The most important benchmark for spiritual leaders is that they have gained God’s trust. If you aspire to influence with God, and by that, influence with people, then you must make it your prayer that God will find you trustworthy. And not only in your praying, but you must give conscious and continual effort to be a man or woman of unquestionable dependability, wisdom and integrity with the things God has entrusted to you. Nothing matters more.
The Journey// Focus: Numbers 12:7-8
Of all my house, my servant Moses is the one I trust. I speak to him face to face, clearly, and not in riddles! He sees the Lord as he is. So why were you not afraid to criticize my servant Moses?
Time and again, Moses, hands down the greatest leader the world has ever known, faced challenges to his leadership. Even from within his inner circle there were people, who for a variety of reasons—all of them wrong—tried to take him down. Particularly disappointing was the uprising of his own brothers and sister against his God-given authority.
Miriam, with her brother Aaron’s support, became jealous of Moses and criticized him.

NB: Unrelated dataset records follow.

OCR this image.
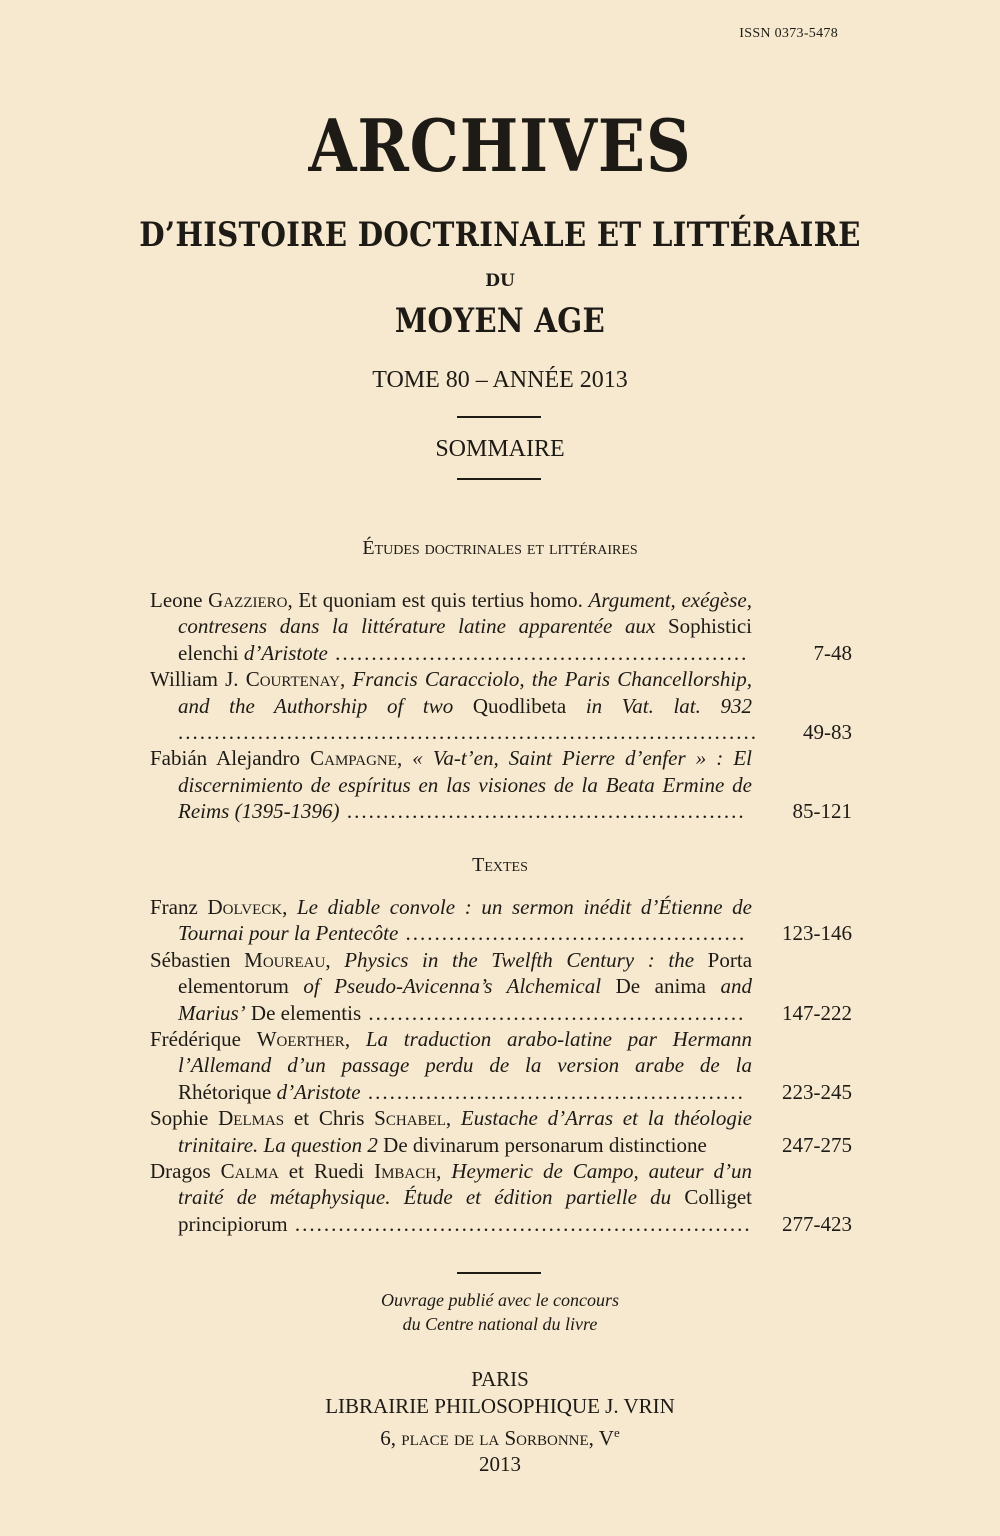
ISSN 0373-5478
ARCHIVES
D’HISTOIRE DOCTRINALE ET LITTÉRAIRE
DU
MOYEN AGE
TOME 80 – ANNÉE 2013
SOMMAIRE
Études doctrinales et littéraires
Leone Gazziero, Et quoniam est quis tertius homo. Argument, exégèse, contresens dans la littérature latine apparentée aux Sophistici elenchi d’Aristote .........................................................	7-48
William J. Courtenay, Francis Caracciolo, the Paris Chancellorship, and the Authorship of two Quodlibeta in Vat. lat. 932 ................................................................................ 49-83
Fabián Alejandro Campagne, « Va-t’en, Saint Pierre d’enfer » : El discernimiento de espíritus en las visiones de la Beata Ermine de Reims (1395-1396) .......................................................	85-121
Textes
Franz Dolveck, Le diable convole : un sermon inédit d’Étienne de Tournai pour la Pentecôte ............................................... 123-146
Sébastien Moureau, Physics in the Twelfth Century : the Porta elementorum of Pseudo-Avicenna’s Alchemical De anima and Marius’ De elementis ....................................................	147-222
Frédérique Woerther, La traduction arabo-latine par Hermann l’Allemand d’un passage perdu de la version arabe de la Rhétorique d’Aristote ....................................................	223-245
Sophie Delmas et Chris Schabel, Eustache d’Arras et la théologie trinitaire. La question 2 De divinarum personarum distinctione	247-275
Dragos Calma et Ruedi Imbach, Heymeric de Campo, auteur d’un traité de métaphysique. Étude et édition partielle du Colliget principiorum ............................................................... 277-423
Ouvrage publié avec le concours
du Centre national du livre
PARIS
LIBRAIRIE PHILOSOPHIQUE J. VRIN
6, place de la Sorbonne, Ve
2013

God had been doing marvelous things among the Israelites, revealing his presence in ways not seen nor heard before. Most satisfying to the nation of Israel was that God was revealing himself to them as a very personal and powerful Deity. Of course, up to this point, Moses had been God’s point man. God spoke through him to the people in unheard of ways. But Moses was just one man, and the nation was exceedingly large, so God instructed Moses to expand the base of spokesmen so the word of the Lord could be spread more effectively among the two million Israelites. In Numbers 11, seventy elders of Israel were selected for that role. And even these men had gotten into the act and were prophesying as the Spirit of God came upon them. God was showing up, revealing his presence, revealing his word, revealing his power and revealing his provision.

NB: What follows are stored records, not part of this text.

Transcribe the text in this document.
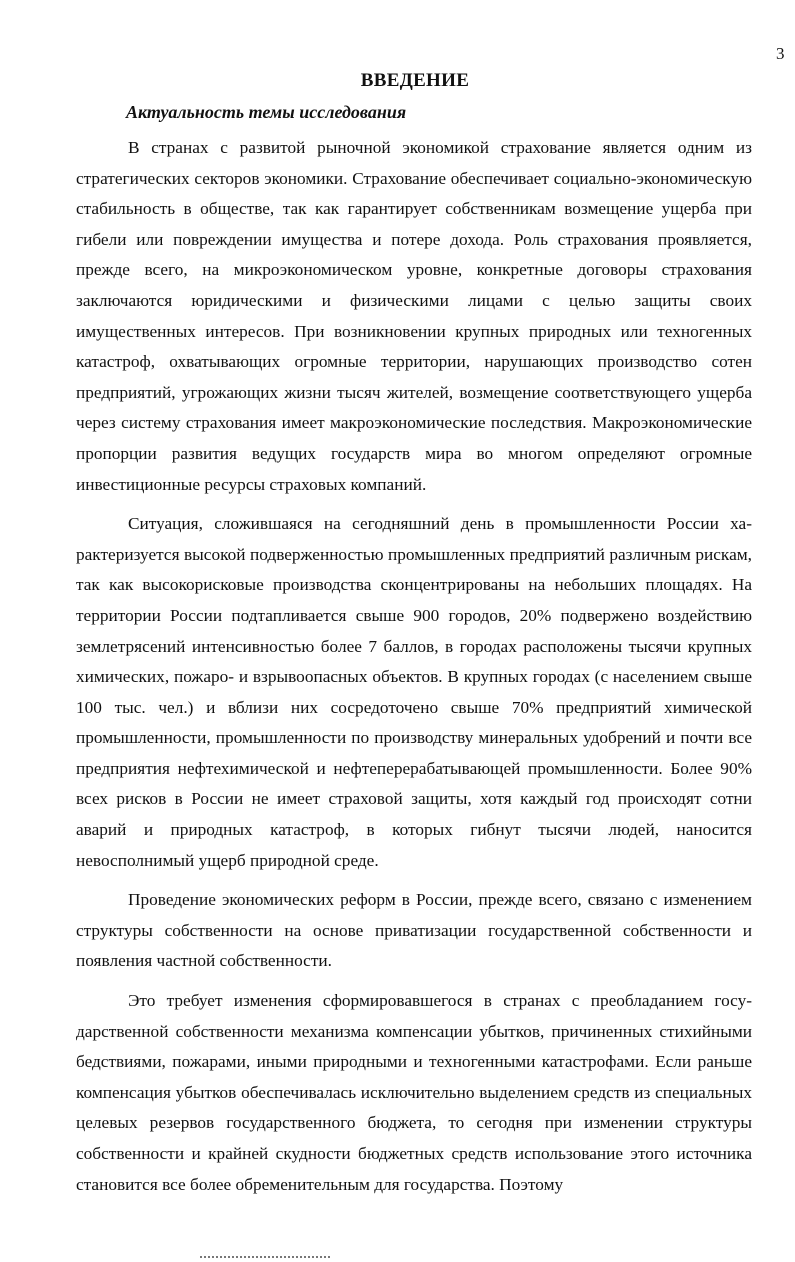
3
ВВЕДЕНИЕ
Актуальность темы исследования

В странах с развитой рыночной экономикой страхование является одним из стратегических секторов экономики. Страхование обеспечивает социально-экономическую стабильность в обществе, так как гарантирует собственникам возмещение ущерба при гибели или повреждении имущества и потере дохода. Роль страхования проявляется, прежде всего, на микроэкономическом уровне, конкретные договоры страхования заключаются юридическими и физическими лицами с целью защиты своих имущественных интересов. При возникновении крупных природных или техногенных катастроф, охватывающих огромные территории, нарушающих производство сотен предприятий, угрожающих жизни тысяч жителей, возмещение соответствующего ущерба через систему страхования имеет макроэкономические последствия. Макроэкономические пропорции развития ведущих государств мира во многом определяют огромные инвестиционные ресурсы страховых компаний.

Ситуация, сложившаяся на сегодняшний день в промышленности России характеризуется высокой подверженностью промышленных предприятий различным рискам, так как высокорисковые производства сконцентрированы на небольших площадях. На территории России подтапливается свыше 900 городов, 20% подвержено воздействию землетрясений интенсивностью более 7 баллов, в городах расположены тысячи крупных химических, пожаро- и взрывоопасных объектов. В крупных городах (с населением свыше 100 тыс. чел.) и вблизи них сосредоточено свыше 70% предприятий химической промышленности, промышленности по производству минеральных удобрений и почти все предприятия нефтехимической и нефтеперерабатывающей промышленности. Более 90% всех рисков в России не имеет страховой защиты, хотя каждый год происходят сотни аварий и природных катастроф, в которых гибнут тысячи людей, наносится невосполнимый ущерб природной среде.

Проведение экономических реформ в России, прежде всего, связано с изменением структуры собственности на основе приватизации государственной собственности и появления частной собственности.

Это требует изменения сформировавшегося в странах с преобладанием государственной собственности механизма компенсации убытков, причиненных стихийными бедствиями, пожарами, иными природными и техногенными катастрофами. Если раньше компенсация убытков обеспечивалась исключительно выделением средств из специальных целевых резервов государственного бюджета, то сегодня при изменении структуры собственности и крайней скудности бюджетных средств использование этого источника становится все более обременительным для государства. Поэтому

Something else was showing us, too. Pride! Miriam and Aaron, too, had tremendous encounters with the Lord, and had been used in outstanding ways, but they wanted more. But when they saw Moses getting so much recognition from God and from the people, they were critical because, as his sister and brother, they knew he was flawed. And the perfect opportunity to bring him down a notch or two came in the form of his wife. They focused their criticism on the fact that he had married a non-Israelite woman, and used that as their justification to diminish him while seizing more recognition for themselves.
Amazingly, God stepped in to defend Moses: “Listen carefully to what I’m telling you. If there is a prophet of God among you, I make myself known to him in visions, I speak to him in dreams. But I don’t do it that way with my servant Moses; he has the run of my entire house; I speak to him intimately, in person, in plain talk without riddles: He ponders the very form of God. So why did you show no reverence or respect in speaking against my servant, against Moses?” (Numbers 12:6-8, MSG)
If you are a spiritual leader, how awesome would it be that God would literally come to your defense? Would to God that he would do that today when his human leaders are under unfair criticism and flesh-inspired attack!
But what is even more powerful is God’s evaluation of Moses as he sets Miriam and Aaron straight. God acknowledges that he speaks through others prophetically, but Moses is on an altogether higher plain—God trusts him, so he speaks to him face to face; Moses received the Lord’s direct communication; Moses sees the Lord as he is.
What a testimony! And as a spiritual leader, that should be the benchmark I set for both my life and ministry—that God trusts me.
That is my prayer, that God will find me trustworthy! How about you? In whatever role of influence God has given you, whether great or small, whether others respect your leadership or you are facing challenges, make it your aim to humbly, submissively offer yourself to the One you represent, and allow him to put his divine affirmation upon your leadership.